脅迫者との直接対決が早々にあって、しかも依頼人がなんと脅迫者の妻、という贅沢な演出にはうっとり。

この物語を生み出す見事な手腕には、レックス・スタウトと通じるものがある。アメリカの推理小説作家も侮れない。

 

なんとなく編集長のロックが肝なような気がするがどうだろうか。

彼からベルターの牙城が崩せないか…と思ったらベルターが死んだ。でアッと言う間にメイスンが容疑者候補に。

これは笑いを禁じ得ない。

 

依頼人がまさかの目撃者で、しかもその嘘を暴く証拠すらないとは…いやはや恐れ入る。

 

ミステリの観点では、これ以上にイヴァ犯人説を推し進める条件はまたとないと思われる。
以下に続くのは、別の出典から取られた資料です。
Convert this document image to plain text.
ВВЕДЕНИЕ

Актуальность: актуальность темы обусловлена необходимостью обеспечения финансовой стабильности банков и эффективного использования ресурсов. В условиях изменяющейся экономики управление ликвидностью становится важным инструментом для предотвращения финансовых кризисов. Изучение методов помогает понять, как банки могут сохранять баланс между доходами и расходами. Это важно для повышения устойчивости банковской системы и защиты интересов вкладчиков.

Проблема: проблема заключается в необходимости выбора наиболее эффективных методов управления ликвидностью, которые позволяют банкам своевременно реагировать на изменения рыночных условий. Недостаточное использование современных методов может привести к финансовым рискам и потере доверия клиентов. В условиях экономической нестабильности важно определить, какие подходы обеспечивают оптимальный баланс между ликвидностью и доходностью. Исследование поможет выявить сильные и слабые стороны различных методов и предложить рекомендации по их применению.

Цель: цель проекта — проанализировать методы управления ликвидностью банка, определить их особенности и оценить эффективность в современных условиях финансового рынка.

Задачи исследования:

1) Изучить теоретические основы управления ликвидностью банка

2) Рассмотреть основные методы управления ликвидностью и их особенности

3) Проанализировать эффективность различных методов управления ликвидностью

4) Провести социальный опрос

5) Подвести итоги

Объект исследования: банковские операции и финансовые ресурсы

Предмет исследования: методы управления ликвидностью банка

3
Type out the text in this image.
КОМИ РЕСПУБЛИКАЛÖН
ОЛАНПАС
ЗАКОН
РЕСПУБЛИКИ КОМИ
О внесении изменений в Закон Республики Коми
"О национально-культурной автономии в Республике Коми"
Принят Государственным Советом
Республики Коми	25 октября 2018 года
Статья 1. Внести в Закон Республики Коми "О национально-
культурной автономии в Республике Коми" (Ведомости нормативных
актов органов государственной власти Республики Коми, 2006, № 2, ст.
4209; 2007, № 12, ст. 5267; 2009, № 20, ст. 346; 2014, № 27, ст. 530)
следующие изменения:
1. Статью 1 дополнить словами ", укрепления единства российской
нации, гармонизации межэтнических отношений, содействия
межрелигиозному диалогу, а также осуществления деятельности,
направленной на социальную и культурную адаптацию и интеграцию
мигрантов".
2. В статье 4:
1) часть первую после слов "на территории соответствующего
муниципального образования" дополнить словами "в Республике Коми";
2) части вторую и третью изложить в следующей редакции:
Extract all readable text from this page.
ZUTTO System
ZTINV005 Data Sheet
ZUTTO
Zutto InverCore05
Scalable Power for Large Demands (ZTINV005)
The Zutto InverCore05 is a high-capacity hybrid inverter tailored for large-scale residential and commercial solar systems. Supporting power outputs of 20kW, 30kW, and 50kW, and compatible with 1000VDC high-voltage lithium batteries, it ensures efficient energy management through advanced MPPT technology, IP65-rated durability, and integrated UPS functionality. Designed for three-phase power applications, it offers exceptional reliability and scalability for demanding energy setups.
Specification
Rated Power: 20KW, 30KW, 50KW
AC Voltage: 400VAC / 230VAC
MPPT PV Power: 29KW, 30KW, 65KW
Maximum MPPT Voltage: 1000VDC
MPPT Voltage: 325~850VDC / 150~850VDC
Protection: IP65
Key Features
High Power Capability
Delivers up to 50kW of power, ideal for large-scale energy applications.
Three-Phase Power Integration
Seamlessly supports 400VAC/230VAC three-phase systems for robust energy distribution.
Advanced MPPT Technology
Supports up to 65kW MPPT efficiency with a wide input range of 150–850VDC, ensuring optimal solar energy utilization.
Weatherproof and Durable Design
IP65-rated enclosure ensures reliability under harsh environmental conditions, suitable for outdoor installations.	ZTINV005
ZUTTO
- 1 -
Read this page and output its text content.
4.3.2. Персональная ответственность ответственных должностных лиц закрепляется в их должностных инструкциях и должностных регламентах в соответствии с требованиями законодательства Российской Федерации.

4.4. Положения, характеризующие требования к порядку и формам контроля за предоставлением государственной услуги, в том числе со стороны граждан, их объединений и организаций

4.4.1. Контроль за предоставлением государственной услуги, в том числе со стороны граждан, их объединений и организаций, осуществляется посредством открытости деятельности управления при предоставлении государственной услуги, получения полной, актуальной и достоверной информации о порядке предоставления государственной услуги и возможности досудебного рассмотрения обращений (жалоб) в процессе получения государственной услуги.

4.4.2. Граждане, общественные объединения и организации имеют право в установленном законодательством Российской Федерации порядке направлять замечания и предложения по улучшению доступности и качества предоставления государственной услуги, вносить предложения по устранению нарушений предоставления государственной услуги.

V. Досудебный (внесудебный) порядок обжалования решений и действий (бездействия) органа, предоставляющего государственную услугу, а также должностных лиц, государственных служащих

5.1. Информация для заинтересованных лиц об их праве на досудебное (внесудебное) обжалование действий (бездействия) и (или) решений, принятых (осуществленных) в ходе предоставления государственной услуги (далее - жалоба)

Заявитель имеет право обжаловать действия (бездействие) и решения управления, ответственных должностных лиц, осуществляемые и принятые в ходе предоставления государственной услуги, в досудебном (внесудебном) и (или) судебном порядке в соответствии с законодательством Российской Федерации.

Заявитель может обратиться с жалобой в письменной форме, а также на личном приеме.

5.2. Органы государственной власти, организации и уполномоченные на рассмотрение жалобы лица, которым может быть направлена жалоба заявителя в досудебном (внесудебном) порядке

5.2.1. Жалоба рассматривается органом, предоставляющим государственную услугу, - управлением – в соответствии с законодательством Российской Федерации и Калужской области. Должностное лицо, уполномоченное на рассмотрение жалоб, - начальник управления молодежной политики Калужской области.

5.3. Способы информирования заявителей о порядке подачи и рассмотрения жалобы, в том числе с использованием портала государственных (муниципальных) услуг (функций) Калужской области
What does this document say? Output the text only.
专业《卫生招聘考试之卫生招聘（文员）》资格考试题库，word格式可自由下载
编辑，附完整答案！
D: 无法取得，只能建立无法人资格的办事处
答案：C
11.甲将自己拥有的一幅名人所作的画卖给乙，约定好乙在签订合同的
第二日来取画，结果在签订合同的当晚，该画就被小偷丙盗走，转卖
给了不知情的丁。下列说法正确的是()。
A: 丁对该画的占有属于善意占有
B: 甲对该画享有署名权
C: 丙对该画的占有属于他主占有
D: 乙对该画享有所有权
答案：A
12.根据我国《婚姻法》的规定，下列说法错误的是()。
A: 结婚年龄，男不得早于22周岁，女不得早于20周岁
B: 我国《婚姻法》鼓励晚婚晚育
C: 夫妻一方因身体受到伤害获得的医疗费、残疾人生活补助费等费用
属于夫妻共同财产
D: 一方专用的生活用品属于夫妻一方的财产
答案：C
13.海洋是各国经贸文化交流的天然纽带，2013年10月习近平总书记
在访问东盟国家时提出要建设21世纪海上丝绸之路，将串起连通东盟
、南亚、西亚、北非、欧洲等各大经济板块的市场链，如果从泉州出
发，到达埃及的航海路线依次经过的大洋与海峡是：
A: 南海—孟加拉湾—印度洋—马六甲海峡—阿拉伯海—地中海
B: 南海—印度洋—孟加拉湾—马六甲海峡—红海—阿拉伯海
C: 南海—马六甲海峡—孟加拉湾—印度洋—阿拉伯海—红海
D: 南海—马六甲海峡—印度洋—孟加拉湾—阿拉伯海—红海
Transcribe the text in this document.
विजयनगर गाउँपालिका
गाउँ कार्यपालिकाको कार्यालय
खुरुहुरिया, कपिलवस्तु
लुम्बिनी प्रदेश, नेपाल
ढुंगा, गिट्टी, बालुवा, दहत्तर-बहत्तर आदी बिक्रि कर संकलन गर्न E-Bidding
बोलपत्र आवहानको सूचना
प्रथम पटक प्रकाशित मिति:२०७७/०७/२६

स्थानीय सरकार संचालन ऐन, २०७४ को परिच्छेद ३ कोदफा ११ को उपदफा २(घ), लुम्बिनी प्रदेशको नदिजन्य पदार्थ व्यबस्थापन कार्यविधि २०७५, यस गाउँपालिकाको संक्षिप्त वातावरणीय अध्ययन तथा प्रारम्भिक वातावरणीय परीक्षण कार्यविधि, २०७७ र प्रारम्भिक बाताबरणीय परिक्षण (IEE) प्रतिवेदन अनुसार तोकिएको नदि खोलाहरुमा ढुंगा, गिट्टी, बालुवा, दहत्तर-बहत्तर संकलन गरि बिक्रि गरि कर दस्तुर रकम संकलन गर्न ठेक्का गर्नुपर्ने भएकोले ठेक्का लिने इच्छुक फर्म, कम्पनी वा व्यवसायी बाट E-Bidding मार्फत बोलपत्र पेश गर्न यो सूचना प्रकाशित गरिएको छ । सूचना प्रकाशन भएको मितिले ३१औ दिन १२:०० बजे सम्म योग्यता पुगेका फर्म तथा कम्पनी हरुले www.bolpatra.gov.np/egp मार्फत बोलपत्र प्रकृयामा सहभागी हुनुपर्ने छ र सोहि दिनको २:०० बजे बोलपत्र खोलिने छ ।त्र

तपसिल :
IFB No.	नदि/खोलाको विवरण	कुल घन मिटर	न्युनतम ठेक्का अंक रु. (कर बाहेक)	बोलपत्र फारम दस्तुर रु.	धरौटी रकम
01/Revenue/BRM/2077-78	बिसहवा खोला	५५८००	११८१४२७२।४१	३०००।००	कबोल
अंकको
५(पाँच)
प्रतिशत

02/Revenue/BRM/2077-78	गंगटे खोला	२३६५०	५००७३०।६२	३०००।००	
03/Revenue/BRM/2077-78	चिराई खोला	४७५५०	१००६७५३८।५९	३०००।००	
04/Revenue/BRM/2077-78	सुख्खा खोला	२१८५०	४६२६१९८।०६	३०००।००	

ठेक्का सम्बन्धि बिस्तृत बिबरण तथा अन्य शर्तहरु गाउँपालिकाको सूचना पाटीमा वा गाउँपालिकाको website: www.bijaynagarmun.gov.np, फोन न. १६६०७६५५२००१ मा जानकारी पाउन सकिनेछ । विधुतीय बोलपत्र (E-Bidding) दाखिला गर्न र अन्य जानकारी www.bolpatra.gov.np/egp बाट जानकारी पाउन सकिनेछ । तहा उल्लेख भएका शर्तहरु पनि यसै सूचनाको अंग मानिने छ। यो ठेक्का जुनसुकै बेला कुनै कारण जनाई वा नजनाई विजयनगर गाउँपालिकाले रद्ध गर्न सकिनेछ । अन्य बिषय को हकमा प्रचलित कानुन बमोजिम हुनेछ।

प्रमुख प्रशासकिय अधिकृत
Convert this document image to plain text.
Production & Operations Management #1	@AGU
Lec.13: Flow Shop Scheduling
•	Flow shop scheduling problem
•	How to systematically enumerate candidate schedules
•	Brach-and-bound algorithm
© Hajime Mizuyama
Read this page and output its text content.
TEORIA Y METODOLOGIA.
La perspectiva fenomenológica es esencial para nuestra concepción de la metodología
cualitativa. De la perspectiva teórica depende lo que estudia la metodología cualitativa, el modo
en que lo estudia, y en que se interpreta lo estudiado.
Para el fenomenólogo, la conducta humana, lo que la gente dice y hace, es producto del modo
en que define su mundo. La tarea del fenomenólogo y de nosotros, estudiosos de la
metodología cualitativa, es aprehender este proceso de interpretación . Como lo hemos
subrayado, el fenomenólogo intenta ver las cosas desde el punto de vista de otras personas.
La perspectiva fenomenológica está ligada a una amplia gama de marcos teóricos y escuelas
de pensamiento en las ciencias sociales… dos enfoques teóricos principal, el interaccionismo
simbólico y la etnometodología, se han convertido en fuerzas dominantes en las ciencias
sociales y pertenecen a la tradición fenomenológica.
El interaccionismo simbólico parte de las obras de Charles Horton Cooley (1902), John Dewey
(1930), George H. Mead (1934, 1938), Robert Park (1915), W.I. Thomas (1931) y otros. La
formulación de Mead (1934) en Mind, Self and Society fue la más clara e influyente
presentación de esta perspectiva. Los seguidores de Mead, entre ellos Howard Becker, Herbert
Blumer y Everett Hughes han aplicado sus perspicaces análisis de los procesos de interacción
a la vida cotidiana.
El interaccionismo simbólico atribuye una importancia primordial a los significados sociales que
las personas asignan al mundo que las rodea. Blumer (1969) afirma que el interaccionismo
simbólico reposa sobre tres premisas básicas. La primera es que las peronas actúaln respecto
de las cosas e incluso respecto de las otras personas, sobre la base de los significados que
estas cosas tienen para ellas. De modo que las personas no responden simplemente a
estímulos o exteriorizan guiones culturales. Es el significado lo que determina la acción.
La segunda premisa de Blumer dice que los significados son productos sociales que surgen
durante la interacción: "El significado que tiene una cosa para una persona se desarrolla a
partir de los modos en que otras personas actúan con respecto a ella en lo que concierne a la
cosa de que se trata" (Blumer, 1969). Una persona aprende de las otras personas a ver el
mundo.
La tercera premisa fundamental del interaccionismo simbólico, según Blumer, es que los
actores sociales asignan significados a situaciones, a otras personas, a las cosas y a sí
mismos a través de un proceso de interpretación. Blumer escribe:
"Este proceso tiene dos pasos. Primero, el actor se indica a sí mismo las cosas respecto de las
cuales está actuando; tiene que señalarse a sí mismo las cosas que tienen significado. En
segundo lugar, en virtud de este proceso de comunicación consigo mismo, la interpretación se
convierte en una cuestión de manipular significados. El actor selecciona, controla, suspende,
しかも、のうのうと邸に入り、バスローブ姿でベルターと面会した時点で、イヴァ確定なような気もするがそんな簡単ではないか。

 

後半に入ると、ロックの秘密が暴かれ、依頼人の本来の依頼はすんなり達成。ただ殺人事件に関しては進展なし。

 

う~ん、イヴァが自供し、めでたしめでたしかと思ったが、なんとなく腑に落ちず…

消去法で行くとグリフィンだけど、立証ができない。

降参。

 

推理(推測)

カール・グリフィン

犯人

ミセス・ヴィーチ

カール・グリフィン

ノーマ・ヴィーチ

完全敗北

 

う~む。たしかにイヴァの自供が早すぎたので、実は弾が当たってなかったのかな、とは思ったのですが、そもそも外れた弾を警察が見逃すなんてありえないと思うんですが…

 

全体的に見ても、ミセス・ヴィーチはイヴァの乱行に便乗しただけで、犯罪者としてはかなり微妙なレベルでしょう。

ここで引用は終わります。